I think I might have had Omicron before, in April. I was quite ill, throwing up and suffering through one of the worst “colds” I’ve had in my life.
But this is the first time I actually tested positive. Even after a vaccine and three booster shots. Maybe they weren’t targeted to respond to this strain. Or maybe I was protected by them in which case I think they saved my life ‘cuz this was not fun. I guess it can be argued either way.
This Covid experience was wild. Thursday I was quite tired. Thought it was because I had gotten my Shingles booster that day. I started getting a sore throat, and that night I couldn’t sleep well since I felt like I was on fire from the roof of my mouth to my lungs. Test on Friday was negative. Then I started coughing.
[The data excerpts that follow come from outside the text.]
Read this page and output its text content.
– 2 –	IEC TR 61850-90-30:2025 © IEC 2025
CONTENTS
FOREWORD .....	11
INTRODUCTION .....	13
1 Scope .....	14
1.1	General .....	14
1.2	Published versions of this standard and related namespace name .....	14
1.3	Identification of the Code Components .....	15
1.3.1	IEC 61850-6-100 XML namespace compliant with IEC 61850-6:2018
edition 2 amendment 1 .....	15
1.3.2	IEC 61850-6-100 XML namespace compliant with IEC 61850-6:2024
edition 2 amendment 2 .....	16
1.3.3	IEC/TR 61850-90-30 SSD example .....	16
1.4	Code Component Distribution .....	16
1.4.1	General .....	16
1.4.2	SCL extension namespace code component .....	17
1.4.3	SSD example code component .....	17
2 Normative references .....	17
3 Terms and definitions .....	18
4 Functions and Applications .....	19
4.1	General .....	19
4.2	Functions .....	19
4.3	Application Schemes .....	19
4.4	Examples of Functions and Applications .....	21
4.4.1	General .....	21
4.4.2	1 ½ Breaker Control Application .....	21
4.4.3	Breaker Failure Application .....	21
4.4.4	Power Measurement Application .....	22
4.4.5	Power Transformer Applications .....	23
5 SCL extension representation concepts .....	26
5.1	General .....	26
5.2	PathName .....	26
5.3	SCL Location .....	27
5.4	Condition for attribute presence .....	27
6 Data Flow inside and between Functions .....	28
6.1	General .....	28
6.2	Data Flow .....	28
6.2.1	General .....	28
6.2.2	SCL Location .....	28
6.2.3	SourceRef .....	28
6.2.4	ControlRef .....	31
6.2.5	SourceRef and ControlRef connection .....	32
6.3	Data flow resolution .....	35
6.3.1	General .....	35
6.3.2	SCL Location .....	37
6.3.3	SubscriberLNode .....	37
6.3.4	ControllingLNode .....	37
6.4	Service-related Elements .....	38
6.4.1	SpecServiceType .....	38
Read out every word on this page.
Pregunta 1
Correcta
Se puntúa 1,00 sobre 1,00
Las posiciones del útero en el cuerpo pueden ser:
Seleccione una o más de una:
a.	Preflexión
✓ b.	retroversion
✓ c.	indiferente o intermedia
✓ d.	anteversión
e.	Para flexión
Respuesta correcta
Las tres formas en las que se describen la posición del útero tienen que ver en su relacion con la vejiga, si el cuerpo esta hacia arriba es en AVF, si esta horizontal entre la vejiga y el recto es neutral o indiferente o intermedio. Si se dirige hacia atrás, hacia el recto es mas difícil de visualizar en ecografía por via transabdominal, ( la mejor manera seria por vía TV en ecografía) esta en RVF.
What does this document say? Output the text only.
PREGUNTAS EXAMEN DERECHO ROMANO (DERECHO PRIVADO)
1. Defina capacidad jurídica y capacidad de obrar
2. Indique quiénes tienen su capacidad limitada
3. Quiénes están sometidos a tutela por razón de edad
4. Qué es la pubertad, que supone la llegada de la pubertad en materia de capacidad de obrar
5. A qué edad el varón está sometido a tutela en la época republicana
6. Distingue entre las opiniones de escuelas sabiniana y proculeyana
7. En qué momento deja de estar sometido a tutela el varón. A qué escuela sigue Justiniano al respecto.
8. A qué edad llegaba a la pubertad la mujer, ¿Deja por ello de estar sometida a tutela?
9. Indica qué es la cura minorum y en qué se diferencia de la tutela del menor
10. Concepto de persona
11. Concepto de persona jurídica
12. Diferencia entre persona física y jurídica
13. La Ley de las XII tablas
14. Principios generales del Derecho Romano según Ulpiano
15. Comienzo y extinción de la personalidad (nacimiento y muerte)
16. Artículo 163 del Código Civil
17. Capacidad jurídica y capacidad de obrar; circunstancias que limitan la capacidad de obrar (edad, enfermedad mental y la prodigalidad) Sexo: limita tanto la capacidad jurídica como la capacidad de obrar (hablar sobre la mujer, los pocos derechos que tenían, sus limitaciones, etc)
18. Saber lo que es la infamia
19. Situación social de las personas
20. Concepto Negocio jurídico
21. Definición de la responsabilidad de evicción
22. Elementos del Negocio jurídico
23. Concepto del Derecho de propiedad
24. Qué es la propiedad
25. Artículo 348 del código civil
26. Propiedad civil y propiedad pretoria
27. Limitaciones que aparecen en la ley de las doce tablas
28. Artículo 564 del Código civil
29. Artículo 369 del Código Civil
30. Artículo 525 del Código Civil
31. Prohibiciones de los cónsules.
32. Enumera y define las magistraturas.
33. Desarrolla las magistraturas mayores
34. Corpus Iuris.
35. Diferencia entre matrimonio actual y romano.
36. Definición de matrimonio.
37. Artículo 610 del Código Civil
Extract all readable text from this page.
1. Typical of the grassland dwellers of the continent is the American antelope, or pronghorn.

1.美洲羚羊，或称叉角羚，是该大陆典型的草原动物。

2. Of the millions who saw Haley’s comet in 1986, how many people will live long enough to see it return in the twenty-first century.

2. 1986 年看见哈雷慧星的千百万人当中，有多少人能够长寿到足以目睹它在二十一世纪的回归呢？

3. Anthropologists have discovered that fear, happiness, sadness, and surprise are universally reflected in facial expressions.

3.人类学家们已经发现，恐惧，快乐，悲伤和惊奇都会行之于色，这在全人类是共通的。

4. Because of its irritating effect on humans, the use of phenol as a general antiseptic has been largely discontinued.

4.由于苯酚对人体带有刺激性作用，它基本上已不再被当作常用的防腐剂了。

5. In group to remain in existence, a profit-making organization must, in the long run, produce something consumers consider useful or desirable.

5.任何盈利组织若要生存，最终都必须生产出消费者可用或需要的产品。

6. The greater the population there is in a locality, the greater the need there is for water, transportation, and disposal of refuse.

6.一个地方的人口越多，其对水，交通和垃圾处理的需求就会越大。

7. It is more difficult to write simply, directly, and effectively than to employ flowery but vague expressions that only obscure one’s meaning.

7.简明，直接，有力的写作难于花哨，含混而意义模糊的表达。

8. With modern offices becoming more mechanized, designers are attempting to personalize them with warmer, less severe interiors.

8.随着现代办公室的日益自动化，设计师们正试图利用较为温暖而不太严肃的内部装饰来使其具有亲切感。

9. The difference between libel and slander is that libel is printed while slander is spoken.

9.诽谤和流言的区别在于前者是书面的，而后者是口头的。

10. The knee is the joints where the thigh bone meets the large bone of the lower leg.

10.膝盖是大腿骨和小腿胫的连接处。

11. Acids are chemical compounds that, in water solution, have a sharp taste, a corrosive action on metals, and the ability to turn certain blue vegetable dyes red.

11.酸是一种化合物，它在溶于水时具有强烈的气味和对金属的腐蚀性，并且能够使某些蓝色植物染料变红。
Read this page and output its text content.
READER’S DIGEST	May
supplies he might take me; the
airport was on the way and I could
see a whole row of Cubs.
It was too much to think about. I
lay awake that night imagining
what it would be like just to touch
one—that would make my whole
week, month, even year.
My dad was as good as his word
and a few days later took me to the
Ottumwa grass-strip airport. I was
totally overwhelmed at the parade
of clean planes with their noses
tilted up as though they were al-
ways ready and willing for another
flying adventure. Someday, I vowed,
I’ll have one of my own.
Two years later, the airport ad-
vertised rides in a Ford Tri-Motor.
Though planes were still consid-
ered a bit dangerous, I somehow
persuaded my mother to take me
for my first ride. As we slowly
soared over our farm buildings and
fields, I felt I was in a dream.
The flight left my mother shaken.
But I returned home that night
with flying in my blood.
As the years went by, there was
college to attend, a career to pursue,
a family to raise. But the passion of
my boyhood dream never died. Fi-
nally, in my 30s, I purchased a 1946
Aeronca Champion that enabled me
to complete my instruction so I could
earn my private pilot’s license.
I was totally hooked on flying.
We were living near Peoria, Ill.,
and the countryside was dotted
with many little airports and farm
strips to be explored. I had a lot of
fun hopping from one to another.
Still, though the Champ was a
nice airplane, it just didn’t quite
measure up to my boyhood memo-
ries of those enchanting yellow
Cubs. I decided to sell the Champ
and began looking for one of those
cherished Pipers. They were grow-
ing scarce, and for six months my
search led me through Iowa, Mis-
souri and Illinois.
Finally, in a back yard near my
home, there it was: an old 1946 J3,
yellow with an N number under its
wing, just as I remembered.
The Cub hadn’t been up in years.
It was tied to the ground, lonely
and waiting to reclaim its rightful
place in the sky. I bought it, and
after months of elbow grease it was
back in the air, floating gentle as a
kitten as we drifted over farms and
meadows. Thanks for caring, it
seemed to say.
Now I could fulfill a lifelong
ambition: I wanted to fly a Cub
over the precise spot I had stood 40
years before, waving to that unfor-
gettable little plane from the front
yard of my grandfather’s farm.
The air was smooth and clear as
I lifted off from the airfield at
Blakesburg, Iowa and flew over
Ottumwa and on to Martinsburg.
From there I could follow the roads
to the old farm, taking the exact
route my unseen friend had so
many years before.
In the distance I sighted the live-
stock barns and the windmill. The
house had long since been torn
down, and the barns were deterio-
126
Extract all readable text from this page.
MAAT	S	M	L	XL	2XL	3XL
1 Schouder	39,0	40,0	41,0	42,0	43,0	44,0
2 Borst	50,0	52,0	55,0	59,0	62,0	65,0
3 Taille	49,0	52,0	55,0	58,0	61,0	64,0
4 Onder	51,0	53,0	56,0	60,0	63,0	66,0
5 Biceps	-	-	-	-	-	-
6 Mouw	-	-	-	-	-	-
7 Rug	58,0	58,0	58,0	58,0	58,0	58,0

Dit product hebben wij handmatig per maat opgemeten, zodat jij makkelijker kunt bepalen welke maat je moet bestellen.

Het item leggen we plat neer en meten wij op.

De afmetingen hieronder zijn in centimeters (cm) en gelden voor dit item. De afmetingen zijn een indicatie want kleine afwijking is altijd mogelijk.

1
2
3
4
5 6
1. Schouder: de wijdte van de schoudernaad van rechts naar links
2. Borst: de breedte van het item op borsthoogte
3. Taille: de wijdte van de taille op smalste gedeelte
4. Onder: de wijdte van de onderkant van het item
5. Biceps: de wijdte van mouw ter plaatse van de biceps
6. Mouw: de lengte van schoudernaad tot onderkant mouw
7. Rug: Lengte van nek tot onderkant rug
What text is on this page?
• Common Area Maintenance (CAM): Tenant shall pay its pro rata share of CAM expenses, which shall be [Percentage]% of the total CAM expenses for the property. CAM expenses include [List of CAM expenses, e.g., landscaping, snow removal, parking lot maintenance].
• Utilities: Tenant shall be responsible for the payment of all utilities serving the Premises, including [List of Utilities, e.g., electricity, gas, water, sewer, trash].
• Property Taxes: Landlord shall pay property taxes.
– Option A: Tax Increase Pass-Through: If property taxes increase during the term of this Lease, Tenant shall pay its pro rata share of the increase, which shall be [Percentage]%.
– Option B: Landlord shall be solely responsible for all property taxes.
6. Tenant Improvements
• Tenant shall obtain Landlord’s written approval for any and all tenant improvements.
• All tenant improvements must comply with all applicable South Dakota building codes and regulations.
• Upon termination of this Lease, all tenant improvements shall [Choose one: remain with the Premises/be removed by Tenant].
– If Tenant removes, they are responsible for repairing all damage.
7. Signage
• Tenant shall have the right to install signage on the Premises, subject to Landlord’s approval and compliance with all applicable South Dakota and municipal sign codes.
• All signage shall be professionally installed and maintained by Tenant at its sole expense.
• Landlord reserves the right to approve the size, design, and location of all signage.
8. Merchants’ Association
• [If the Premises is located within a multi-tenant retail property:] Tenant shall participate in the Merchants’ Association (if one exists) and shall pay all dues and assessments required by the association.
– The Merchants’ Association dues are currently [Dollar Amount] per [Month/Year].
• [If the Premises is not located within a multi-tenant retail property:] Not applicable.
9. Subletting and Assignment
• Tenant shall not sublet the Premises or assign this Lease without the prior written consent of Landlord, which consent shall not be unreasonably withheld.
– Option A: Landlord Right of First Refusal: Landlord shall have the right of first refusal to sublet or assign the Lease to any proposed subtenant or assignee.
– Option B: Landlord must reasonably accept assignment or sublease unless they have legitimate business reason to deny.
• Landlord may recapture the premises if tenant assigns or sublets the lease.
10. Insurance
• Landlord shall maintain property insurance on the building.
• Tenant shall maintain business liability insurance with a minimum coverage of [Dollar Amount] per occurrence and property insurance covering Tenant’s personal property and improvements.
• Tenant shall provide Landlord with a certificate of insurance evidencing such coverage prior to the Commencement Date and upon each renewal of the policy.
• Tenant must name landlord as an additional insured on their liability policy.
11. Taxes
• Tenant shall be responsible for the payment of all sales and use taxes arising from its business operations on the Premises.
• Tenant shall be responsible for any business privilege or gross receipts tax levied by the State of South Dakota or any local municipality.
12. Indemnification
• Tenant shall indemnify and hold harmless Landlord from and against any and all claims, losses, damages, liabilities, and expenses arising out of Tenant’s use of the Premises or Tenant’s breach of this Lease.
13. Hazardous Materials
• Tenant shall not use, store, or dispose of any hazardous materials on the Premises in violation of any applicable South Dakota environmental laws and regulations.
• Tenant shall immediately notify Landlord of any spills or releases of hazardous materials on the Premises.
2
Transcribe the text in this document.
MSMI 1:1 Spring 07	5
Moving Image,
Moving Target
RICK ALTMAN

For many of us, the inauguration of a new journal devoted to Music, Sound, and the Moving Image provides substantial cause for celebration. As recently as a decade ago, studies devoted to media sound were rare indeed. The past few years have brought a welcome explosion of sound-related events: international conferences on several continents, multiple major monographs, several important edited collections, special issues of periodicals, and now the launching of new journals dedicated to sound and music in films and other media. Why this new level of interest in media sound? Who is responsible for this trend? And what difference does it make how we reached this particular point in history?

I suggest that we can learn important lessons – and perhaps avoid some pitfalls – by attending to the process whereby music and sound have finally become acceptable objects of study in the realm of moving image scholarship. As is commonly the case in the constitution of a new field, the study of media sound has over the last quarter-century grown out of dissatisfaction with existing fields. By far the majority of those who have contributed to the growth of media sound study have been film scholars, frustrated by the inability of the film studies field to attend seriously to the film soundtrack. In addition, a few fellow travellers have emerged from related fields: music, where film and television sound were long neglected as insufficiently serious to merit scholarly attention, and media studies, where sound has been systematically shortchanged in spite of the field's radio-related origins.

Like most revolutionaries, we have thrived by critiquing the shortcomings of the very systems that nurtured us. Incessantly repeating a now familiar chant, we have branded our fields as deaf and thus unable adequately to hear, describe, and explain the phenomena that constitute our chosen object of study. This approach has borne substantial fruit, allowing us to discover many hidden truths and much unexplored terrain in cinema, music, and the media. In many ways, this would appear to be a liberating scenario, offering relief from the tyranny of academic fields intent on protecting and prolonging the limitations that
I took the test again Saturday since I have heard the latest strain has coughing. Sure enough, it was positive. I worked Saturday and was uncomfortable but made it through the day, Then it really started hitting.
My lungs were so heavy, it was a challenge to inhale properly. And any time I moved any part of my body, it felt like the hounds of Hades were sent after that spot to inflict pain. Each attack was followed by a swift anvil strike through my head. When I tried to talk, I would end out coughing, sounding like a croupy dog.
I took afk Sunday and tried to stay as still as possible, drifting in and out of sleep. My temp hovered between 100 and 100.8, which was nice since it was apparently very hot out, but I was actually cold (my normal baseline is 96.2 so that’s like having a 102-103 temp). Then suddenly on Sunday evening, all started fixing itself. I commented to Chris that it seemed as if I could actually feel healthy cells reconnecting. Totally wild.
On Monday the coughing was still there, but not nearly as much, the voice was back and throat pain down to a 2/10, and the fever nearly gone. How wild is that?!?!
I found that if I stood up and did things like making salads or ate sitting on a stool made me really light-headed so I made sure to keep resting. I know someone who made it through Covid then ended up in the ER after passing out and slicing up their nose so lesson learned vicariously there. I’m taking no chances. Fortunately it’s my “weekend” so I can indulge in the couch-rest.
Not gonna lie. I did try to check in to work. I opened a ticket to respond to, and I knew it was an easy one, but my brain was not wrapping around it properly. I realized I’d be more of a detriment to people — possibly/probably giving poor responses — so I backed right back out of the queue. The last thing I would want to do is provide poor support when I wasn’t even supposed to be working. Moving on…
Interesting things I have learned:
- While people who are vaccinated are less likely to get Covid, people with psoriasis are more likely to get it. And it exacerbates the flare-ups. I would be willing to attest to that.
- They aren’t sure how long Covid lasts on textiles, but think it’s under the level of hard surfaces, which is five days. Good to know when one may or may not be working on a macrame gift for a friend who might or might not be reading this post ;). And when one had happened to retrieve a swimsuit cover-up from the pool area for a friend while not realizing one is contagious. (Friend was smart enough to pick it up with a giant garbage bag to dump it in and while wearing a mask and maintaining distance.)
- Eye-burn and tearing are symptoms. Science shows it could be more related to screen-time when one is stuck in bed. More blue light and such. But I live in front of a screen for work and actually put my screen down so I’m personally favoring the Covid Symptom idea on that one. I “cried” for two days. Super annoying.
Good books? Glad you asked.
Dark Matter by Blake Crouch takes some interesting turns.
Evicted: Poverty and Profit in the American City by Edmond Desmond is great for a more serious read.
(Disclaimer: Haven’t finished either, but got far enough in each to show promise.)
There were many hours there where I couldn’t move or watch anything and I was reminded of the beauty brought in embracing stillness and silence. It’s a great time to pray and remember all the amazing people in one’s life.
So not all bad. Yet I hope to not repeat the experience. Two days until I get out of isolation. Really hope Chris doesn’t go through this.